JACQUES – LIMPORTANCEDUVIDE
Depuis ses premiers pas musicaux, Jacques a suivi une évolution artistique étonnante, rythmée par de multiples remous. Né en 1991 à Strasbourg, il passe son enfance auprès d’une mère prof de yoga et d’un père qui n’est autre qu’Etienne Auberger, auteur-compositeur-interprète ayant un temps rencontré le succès à la fin des années 80 avec sa chanson « Ô Sophie ». C’est donc tout naturellement que le jeune garçon évolue dans un environnement propice, qui forge son éducation musicale de plus en plus riche et hétéroclite. A l’âge de 6 ans, il débute la pratique du piano en reproduisant à l’oreille les morceaux de son père et de ses professeurs, avant de succomber au charme de la guitare électrique. Rapidement, il développe un talent certain pour l’instrument et s’oriente directement vers le champ du rock. De sorte qu’à l’âge de 14 ans, il fonde son premier groupe appelé Rural Serial Killers, dans lequel il officie à la guitare solo pendant huit ans.
Au terme de ses années lycée en 2010, il s’installe à Paris pour y effectuer un stage au sein de l’émission Tracks d’Arte. Une expérience d’un mois et demi, qui le confronte et le familiarise à l’effervescence artistique et aux soirées organisées dans les clubs de la capitale. De fil en aiguille, il développe une passion pour la techno minimale, courant alors popularisé par des artistes berlinois comme Paul Kalkbrenner. Si bien que la même année, il fonde le duo Amour Versus, dans lequel il réoriente sa pratique artistique vers un idiome électro-pop. Les années suivantes, il est à l’origine de plusieurs projets créatifs qu’il pilote avec d’anciens compagnons de routes strasbourgeois ou nouveaux amis parisiens. Au début des années 2010, il co-fonde ainsi le collectif Pain Surprises qui voit notamment l’émergence de Jabberwocky, puis ouvre trois squats artistiques dont Le Point G dans le 19ème arrondissement de Paris.

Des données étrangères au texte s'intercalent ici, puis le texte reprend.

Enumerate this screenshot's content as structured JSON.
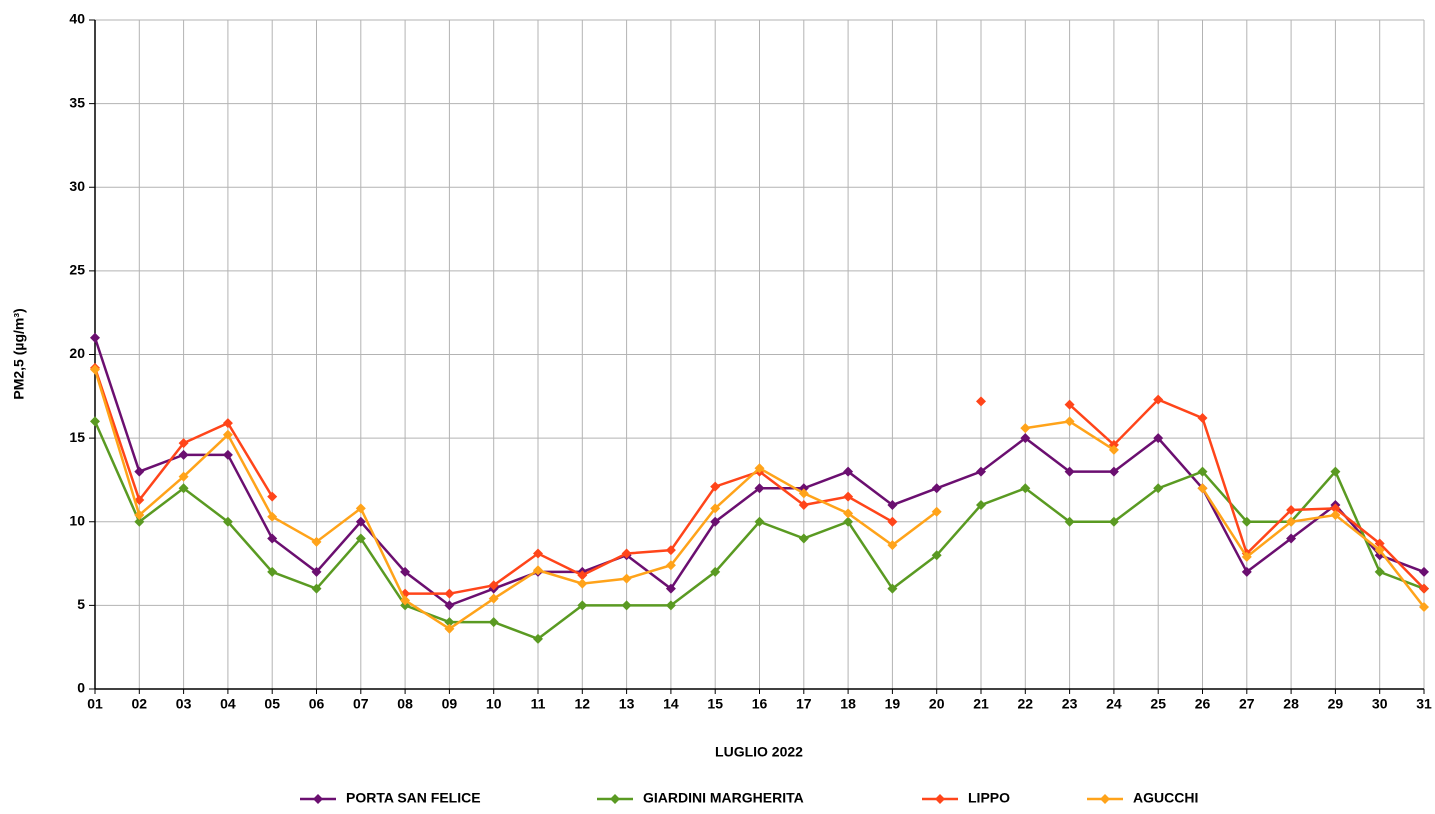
{
  "chart_data": {
    "type": "line",
    "y_label": "PM2,5 (µg/m³)",
    "x_label": "LUGLIO 2022",
    "categories": [
      "01",
      "02",
      "03",
      "04",
      "05",
      "06",
      "07",
      "08",
      "09",
      "10",
      "11",
      "12",
      "13",
      "14",
      "15",
      "16",
      "17",
      "18",
      "19",
      "20",
      "21",
      "22",
      "23",
      "24",
      "25",
      "26",
      "27",
      "28",
      "29",
      "30",
      "31"
    ],
    "series": [
      {
        "name": "PORTA SAN FELICE",
        "color": "#6b0f70",
        "values": [
          21,
          13,
          14,
          14,
          9,
          7,
          10,
          7,
          5,
          6,
          7,
          7,
          8,
          6,
          10,
          12,
          12,
          13,
          11,
          12,
          13,
          15,
          13,
          13,
          15,
          12,
          7,
          9,
          11,
          8,
          7
        ]
      },
      {
        "name": "GIARDINI MARGHERITA",
        "color": "#5a9a22",
        "values": [
          16,
          10,
          12,
          10,
          7,
          6,
          9,
          5,
          4,
          4,
          3,
          5,
          5,
          5,
          7,
          10,
          9,
          10,
          6,
          8,
          11,
          12,
          10,
          10,
          12,
          13,
          10,
          10,
          13,
          7,
          6
        ]
      },
      {
        "name": "LIPPO",
        "color": "#ff451a",
        "values": [
          19.2,
          11.3,
          14.7,
          15.9,
          11.5,
          null,
          null,
          5.7,
          5.7,
          6.2,
          8.1,
          6.8,
          8.1,
          8.3,
          12.1,
          13.0,
          11.0,
          11.5,
          10.0,
          null,
          17.2,
          null,
          17.0,
          14.6,
          17.3,
          16.2,
          8.1,
          10.7,
          10.8,
          8.7,
          6.0
        ]
      },
      {
        "name": "AGUCCHI",
        "color": "#ffa31a",
        "values": [
          19.1,
          10.4,
          12.7,
          15.2,
          10.3,
          8.8,
          10.8,
          5.3,
          3.6,
          5.4,
          7.1,
          6.3,
          6.6,
          7.4,
          10.8,
          13.2,
          11.7,
          10.5,
          8.6,
          10.6,
          null,
          15.6,
          16.0,
          14.3,
          null,
          12.0,
          7.9,
          10.0,
          10.4,
          8.3,
          4.9
        ]
      }
    ],
    "ylim": [
      0,
      40
    ],
    "yticks": [
      0,
      5,
      10,
      15,
      20,
      25,
      30,
      35,
      40
    ],
    "grid": true,
    "legend": "bottom"
  }
}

A cette même période, il est interpellé par les bruits divers et variés qui emplissent son environnement de travail et dont il perçoit un intérêt créatif. Petit à petit, ils deviennent l’une des matières sonores privilégiées de ses premières improvisations et créations instrumentales, qui le démarquent de ses pairs. C’est sur cette base qu’en 2013, il lance sa carrière solo et débute la conception de son premier EP Tout est magnifique à la SIRA d’Asnières-Sur-Seine. Sorti en 2015 sur le label Pain Surprises, ce premier essai lui permet d’entamer une tournée qui l’emmène au quatre coins de la France et du monde. L’année suivante voit le succès de son premier morceau chanté « Dans la radio » : une commande de la station France Culture, interprétée dans plusieurs langues et dont l’instrumental est composé de bruits enregistrés dans la cantine de Radio France. Suite au succès du titre, il délivre un premier album A Lot Of Jacques, qu’il créé en direct sur le net devant ses fans.

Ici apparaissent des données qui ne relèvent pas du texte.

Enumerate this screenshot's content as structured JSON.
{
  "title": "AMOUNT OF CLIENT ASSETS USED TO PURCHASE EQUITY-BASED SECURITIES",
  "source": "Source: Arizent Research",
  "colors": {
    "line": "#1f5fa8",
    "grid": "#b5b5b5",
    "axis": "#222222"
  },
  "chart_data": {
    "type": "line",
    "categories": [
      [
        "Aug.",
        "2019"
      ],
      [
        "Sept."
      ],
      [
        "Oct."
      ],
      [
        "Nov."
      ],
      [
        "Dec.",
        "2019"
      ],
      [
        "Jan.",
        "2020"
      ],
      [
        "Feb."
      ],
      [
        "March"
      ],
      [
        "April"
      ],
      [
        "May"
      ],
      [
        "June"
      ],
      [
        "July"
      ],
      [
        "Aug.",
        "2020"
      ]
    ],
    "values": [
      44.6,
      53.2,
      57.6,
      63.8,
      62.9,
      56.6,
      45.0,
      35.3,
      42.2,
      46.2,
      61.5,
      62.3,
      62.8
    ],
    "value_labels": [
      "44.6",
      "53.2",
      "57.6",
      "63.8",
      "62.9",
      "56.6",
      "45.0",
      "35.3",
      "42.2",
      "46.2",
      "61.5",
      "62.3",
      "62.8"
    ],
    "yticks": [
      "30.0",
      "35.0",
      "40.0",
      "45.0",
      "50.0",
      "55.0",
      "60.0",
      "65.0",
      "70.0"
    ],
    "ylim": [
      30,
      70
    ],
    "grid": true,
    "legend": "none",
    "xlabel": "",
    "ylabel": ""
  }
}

La date du 18 décembre 2017, quand à elle, marque un tournant douloureux dans la carrière de Jacques. Alors qu’il fête son anniversaire chez des amis, son studio se retrouve cambriolé et dévalisé du matériel que l’artiste avait acquis pour ses concerts suivants. Eprouvé par l’évènement et lassé de son rythme créatif, Jacques décide d’annuler le reste de sa tournée. Ce faisant, il se retire également de la vie mondaine et part vivre trois ans dans le village de Taghazout au Maroc. Une retraite de trois ans qui l’amène à se recentrer et à rebâtir un nouveau studio, afin de continuer son œuvre. A la même période, il réalise des collaborations en tous genres, notamment avec le magazine GQ et la marque Gucci. Il travaille également sur les projets de plusieurs artistes de renom, dont les groupes Salut c’est Cool et Superpoze, avec lequel il créé le morceau « Endless Cultural Turnover » (2019).
Mis à part le titre « HooHooHoo Hahaha » dévoilé en 2019, ce n’est qu’au début du premier confinement, le 13 mars 2020, que Jacques reprend véritablement en main sa carrière solo. Pendant plus d’un an, il se consacre ainsi à la création de treize nouvelles chansons qui marquent aujourd’hui son grand retour sur la scène française. Elles sont aujourd’hui unies au sein de l’album LIMPORTANCEDUVIDE, sorti le 11 février dernier sur le label Recherche & Développement.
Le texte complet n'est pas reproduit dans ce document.